The only other case technically won by Hutz was in "Treehouse of Horror IV", where he represents Homer against Satan (who, in a twist, is revealed to resemble Ned Flanders). In a purportedly-deleted scene for this episode, as subsequently seen in "The Simpsons 138th Episode Spectacular", Hutz's slogan is "Cases won in 30 minutes or your pizza is free". After he thinks he has lost the case, he gives the Simpsons their pizza. However, Marge informs him that they did win. Then, he tells them that the box was empty anyway. In the video game The Simpsons: Hit & Run, billboards can be seen around Downtown Springfield promoting Hutz's free pizza offer.

==Creation and retirement==
Phil Hartman was first suggested for the role of Lionel Hutz by Simpsons writer Jay Kogen, who liked Hartman's "great, strong voice." Writer Mike Scully described Hutz as a "combination of overconfidence and incompetence. He never doubted his ability in the courtroom for some reason, even though he had no idea what was going on."
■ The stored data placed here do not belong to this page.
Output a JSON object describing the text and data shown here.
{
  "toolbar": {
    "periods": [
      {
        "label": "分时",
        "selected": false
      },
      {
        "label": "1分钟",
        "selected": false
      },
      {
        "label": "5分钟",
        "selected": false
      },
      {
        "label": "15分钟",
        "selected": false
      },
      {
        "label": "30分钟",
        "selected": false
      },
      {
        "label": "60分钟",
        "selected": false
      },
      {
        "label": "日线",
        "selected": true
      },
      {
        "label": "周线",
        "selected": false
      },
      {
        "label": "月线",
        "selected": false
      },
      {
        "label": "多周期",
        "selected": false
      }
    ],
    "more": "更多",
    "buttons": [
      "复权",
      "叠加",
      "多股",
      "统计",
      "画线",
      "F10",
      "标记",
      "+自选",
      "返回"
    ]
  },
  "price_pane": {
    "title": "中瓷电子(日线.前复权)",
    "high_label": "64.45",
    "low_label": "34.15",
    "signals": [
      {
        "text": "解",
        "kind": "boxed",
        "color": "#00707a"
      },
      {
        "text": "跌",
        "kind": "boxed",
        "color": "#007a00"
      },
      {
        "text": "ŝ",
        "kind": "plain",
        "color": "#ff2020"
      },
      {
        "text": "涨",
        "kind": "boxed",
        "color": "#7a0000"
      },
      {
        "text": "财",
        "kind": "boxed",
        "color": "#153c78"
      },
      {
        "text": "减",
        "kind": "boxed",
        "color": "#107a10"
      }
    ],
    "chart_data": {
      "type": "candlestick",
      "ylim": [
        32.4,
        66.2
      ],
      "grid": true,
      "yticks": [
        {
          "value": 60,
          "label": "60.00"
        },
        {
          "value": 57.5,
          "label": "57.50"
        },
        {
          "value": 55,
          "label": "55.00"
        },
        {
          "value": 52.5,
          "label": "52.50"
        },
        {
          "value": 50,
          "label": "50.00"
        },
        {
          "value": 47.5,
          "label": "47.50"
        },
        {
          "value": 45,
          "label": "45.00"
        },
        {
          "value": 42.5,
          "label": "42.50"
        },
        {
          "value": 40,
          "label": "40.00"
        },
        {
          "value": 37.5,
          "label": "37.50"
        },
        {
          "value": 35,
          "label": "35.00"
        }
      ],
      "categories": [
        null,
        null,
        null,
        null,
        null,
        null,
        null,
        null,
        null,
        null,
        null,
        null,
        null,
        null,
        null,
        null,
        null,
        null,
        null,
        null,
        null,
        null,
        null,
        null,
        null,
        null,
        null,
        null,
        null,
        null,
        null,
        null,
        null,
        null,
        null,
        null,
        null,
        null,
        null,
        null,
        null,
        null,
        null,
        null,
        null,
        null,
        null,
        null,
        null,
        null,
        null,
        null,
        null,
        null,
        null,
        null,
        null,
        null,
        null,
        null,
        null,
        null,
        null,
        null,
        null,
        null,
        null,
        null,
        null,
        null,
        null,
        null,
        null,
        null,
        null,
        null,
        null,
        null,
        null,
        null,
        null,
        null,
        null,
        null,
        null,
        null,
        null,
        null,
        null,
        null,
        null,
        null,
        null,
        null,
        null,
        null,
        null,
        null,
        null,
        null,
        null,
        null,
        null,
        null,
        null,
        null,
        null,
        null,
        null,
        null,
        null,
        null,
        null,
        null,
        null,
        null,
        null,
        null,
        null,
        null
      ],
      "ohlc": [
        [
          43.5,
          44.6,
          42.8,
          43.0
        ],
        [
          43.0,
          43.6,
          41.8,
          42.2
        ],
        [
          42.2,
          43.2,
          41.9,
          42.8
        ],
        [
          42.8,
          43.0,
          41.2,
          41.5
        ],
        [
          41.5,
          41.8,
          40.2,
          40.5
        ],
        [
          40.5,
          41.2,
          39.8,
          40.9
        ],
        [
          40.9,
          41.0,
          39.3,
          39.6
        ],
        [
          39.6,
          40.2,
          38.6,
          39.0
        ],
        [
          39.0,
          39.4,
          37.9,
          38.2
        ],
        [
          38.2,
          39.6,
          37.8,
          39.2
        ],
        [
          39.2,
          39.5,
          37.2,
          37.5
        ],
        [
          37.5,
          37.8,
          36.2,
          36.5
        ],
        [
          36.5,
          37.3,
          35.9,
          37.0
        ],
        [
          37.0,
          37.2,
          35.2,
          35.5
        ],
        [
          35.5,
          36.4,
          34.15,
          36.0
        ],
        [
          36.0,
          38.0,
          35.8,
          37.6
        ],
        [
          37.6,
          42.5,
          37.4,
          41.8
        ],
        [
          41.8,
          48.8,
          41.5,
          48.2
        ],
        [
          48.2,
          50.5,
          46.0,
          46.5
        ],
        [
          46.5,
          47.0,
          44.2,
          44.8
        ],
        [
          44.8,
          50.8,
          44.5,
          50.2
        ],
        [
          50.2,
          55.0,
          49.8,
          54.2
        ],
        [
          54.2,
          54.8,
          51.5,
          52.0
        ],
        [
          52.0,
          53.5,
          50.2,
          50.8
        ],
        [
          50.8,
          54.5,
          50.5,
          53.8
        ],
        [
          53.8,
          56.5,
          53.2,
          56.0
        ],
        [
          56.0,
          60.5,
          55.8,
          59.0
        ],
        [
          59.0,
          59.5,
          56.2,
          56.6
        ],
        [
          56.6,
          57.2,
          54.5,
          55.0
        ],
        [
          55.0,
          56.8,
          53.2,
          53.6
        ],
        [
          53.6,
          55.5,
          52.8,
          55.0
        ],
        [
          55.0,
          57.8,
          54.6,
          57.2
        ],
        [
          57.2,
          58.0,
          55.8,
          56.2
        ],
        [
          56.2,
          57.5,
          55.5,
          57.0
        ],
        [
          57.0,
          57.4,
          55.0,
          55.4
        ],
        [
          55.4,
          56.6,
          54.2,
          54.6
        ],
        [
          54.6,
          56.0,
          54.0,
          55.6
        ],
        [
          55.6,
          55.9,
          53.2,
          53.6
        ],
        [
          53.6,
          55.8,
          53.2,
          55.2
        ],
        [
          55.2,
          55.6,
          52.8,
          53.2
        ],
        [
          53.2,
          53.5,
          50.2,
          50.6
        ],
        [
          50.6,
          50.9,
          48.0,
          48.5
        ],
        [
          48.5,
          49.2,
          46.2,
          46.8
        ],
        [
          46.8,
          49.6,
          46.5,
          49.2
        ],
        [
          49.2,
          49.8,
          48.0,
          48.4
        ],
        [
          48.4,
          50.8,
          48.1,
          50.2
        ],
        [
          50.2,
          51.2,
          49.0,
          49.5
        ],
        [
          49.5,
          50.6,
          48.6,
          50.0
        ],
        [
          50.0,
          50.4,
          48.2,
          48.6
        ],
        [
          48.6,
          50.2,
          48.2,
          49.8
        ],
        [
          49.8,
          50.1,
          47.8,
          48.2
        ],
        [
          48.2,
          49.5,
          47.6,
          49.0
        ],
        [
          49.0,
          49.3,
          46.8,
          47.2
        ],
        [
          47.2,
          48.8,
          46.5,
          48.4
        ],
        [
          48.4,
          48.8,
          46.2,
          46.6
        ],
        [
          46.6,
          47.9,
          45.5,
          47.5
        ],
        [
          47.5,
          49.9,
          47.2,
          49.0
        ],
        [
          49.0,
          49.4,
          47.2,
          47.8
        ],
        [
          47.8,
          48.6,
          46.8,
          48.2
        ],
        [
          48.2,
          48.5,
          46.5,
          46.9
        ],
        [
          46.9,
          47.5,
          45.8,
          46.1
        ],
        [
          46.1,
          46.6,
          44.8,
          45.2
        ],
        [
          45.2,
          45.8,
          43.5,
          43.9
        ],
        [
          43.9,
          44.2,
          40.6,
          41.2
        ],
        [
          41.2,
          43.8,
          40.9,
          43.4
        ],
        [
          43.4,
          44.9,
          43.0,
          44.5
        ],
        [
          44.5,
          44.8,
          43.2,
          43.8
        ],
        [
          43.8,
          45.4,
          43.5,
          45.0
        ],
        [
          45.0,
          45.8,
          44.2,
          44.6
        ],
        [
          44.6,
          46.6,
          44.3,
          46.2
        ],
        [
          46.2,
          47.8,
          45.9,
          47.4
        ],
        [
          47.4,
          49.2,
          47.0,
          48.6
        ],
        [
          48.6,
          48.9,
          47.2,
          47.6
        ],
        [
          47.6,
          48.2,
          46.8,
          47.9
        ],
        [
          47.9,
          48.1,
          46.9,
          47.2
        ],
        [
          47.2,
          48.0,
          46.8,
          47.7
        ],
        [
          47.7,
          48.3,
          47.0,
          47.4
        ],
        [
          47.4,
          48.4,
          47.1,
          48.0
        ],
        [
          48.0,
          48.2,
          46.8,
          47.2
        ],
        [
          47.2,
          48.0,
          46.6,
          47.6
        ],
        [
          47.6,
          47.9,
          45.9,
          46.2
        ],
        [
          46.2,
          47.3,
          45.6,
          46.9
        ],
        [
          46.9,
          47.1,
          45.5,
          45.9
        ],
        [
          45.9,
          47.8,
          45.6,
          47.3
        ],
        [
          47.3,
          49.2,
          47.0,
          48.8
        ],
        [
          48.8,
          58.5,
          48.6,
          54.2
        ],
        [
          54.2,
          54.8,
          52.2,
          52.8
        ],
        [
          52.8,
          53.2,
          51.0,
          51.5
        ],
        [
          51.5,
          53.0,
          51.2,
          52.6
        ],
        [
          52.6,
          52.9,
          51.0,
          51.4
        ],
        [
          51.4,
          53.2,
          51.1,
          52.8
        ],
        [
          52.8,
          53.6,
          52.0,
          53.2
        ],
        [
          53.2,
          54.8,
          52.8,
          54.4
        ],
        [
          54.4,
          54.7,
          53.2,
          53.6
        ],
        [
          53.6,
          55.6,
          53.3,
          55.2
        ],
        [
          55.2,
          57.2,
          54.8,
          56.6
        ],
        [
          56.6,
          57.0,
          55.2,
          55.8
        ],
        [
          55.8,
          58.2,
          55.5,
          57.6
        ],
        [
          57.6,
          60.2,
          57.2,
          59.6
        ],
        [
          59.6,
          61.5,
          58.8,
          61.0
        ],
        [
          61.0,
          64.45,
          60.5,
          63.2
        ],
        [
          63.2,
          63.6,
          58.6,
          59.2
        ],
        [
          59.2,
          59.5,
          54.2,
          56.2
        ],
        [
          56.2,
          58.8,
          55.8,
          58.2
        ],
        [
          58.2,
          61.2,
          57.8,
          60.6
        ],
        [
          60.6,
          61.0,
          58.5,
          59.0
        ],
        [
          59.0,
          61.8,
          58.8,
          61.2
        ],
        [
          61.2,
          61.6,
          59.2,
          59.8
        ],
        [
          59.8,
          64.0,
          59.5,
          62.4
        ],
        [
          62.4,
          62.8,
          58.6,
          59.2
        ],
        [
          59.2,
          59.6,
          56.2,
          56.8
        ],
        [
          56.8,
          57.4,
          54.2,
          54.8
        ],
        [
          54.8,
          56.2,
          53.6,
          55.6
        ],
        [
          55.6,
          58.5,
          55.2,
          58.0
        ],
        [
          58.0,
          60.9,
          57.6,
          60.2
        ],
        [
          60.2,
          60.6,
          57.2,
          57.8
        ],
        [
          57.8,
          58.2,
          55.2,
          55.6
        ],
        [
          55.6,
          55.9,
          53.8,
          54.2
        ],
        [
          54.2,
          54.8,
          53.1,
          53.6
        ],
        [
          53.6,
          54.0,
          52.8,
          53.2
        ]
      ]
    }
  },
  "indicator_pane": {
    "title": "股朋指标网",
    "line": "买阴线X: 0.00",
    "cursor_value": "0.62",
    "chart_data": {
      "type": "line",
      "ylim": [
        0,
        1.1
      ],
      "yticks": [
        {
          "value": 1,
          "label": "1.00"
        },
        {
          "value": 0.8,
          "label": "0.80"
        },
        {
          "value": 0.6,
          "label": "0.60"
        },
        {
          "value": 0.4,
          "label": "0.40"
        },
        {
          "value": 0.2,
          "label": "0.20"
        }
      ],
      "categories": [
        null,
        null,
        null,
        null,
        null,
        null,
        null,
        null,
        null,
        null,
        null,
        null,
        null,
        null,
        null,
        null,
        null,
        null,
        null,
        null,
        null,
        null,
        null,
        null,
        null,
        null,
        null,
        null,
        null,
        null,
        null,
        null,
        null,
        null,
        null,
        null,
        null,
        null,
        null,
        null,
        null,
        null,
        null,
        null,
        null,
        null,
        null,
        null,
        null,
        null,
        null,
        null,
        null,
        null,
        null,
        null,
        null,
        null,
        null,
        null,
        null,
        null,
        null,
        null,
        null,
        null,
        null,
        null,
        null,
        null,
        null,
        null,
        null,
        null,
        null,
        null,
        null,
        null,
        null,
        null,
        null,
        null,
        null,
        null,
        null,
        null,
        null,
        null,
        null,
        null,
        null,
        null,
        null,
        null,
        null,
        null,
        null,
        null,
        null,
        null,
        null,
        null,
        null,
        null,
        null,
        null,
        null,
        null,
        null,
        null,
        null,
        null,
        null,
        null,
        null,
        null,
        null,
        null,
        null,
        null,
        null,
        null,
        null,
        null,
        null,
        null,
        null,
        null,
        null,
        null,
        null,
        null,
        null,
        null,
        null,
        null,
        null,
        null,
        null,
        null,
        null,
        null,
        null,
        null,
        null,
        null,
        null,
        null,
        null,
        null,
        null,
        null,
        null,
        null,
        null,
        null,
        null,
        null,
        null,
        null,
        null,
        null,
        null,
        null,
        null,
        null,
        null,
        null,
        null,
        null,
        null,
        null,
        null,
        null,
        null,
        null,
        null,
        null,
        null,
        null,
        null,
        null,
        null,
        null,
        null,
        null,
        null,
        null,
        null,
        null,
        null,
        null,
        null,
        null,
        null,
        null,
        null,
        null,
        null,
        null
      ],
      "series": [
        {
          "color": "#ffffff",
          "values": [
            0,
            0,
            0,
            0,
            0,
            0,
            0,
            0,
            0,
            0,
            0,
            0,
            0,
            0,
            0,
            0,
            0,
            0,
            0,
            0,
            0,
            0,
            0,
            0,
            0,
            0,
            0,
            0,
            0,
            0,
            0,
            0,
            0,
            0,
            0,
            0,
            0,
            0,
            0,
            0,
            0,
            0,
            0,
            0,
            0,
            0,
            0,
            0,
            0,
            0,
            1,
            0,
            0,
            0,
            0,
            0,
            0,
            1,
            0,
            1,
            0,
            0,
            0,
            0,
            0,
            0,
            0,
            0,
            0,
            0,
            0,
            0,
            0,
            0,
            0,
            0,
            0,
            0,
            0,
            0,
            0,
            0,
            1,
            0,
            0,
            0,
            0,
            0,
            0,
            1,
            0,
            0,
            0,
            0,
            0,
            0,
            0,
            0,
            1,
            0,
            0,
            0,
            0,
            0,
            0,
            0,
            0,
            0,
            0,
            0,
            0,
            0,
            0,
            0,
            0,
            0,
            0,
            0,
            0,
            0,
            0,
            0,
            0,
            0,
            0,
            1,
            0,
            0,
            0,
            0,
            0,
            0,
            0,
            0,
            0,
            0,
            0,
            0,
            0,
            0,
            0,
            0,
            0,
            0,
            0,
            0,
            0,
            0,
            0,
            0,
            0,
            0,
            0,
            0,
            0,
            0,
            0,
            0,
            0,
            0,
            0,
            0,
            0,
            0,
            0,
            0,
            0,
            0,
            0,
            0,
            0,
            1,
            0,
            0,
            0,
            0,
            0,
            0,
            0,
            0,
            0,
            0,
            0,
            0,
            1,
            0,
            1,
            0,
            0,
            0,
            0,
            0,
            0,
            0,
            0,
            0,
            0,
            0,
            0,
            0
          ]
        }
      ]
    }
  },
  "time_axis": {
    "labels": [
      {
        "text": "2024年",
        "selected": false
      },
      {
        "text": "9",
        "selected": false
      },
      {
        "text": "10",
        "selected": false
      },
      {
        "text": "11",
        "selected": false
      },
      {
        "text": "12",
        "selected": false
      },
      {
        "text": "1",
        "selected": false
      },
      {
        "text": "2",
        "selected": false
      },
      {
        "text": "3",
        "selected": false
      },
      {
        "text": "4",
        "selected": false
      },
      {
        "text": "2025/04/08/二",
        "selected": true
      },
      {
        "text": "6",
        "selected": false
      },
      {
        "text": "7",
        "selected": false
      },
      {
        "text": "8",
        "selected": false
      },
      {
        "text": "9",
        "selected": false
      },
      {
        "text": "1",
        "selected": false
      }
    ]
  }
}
After Hartman's murder at the hands of his wife, Brynn, on May 28, 1998, Hutz was going to be recast with Harry Shearer, but the character was retired along with Troy McClure, Hartman's other recurring character. The last episode to feature Hutz speaking was the season 9 episode "Realty Bites".

==Reception==
Entertainment Weekly named Hutz as one of their 15 favorite fictional television and film lawyers. His characterization as an ambulance chaser who is only concerned with money has been viewed as part of a trend away from more noble depictions of lawyers in literature, such as Atticus Finch, and towards more critical depictions of lawyers and the United States legal system. Hutz has also been examined as an example of a fictional depiction of a member of the professional service market in popular culture.